Secretary of State Hillary Rodham Clinton, former President Bill Clinton and Labor Secretary Hilda Solis, right, attend the grand opening ceremony of the new Caracol Industrial Park in Haiti on Monday.
An all-star turnout was expected for the opening of the industrial park more than 100 miles from the slowly recovering quake zone. Sean Penn, who has run his own aid effort in Haiti, was there, along with actor Ben Stiller and fashion designer Donna Karan.
Earlier, thousands of Haitians, many of them standing outside small roadside huts, waved at the secretary of state’s motorcade as it wound its way from the airport. She and other U.S. officials, including Labor Secretary Hilda Solis and Sen. Patrick Leahy, a Democrat from Vermont, toured a housing development for industrial park workers supported by the U.S. Agency for International Development.
Hillary Rodham Clinton told a roomful of investors that she had made Haiti a priority when she became secretary of state.
“We had learned that supporting long-term prosperity in Haiti meant more than providing aid,” she said. “It required investments in infrastructure and the economy that would help the Haitian people achieve their own dreams.
“So we shifted our assistance to investments to address some of the biggest challenges facing this country: creating jobs and sustainable economic growth,” she added.
The secretary of state noted there were three presidents gathered in one room to celebrate the opening: her husband, former American President Bill Clinton, current Haitian President Michel Martelly and his predecessor Rene Preval.
Bill Clinton, now a U.N. special envoy for Haiti, arrived in Caracol separately from his wife.
The Clintons and their allies hope that the $300 million industrial facility will transform the northern part of this impoverished country by providing thousands of desperately needed jobs.
Some Haitians have a sharply different view.
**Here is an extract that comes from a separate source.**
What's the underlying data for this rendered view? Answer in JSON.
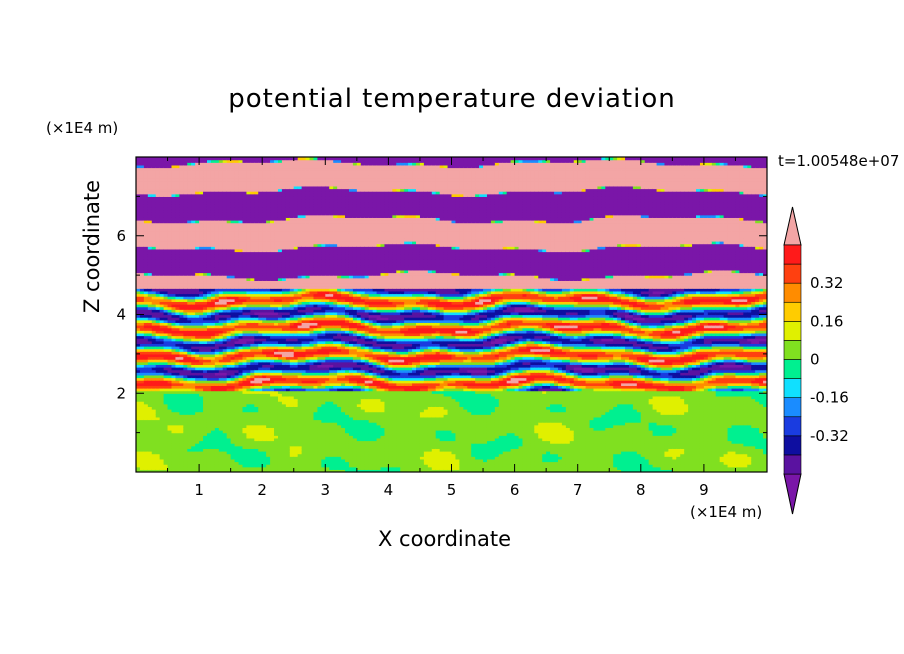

They say the Caracol Industrial Park does little more than replicate failed efforts from the past and contend it will benefit outsiders more than Haitians. They also worry it will harm some of the few pieces of undamaged environment that still exist in Haiti.
“It’s really all-in on this project, and there’s a high bar to deliver,” said Laurent Dubois, a historian who teaches at Duke University and is author of ‘‘Haiti: The Aftershocks of History.” “It really needs to deliver in a big way so that people will think, yeah, this was the right thing to do.”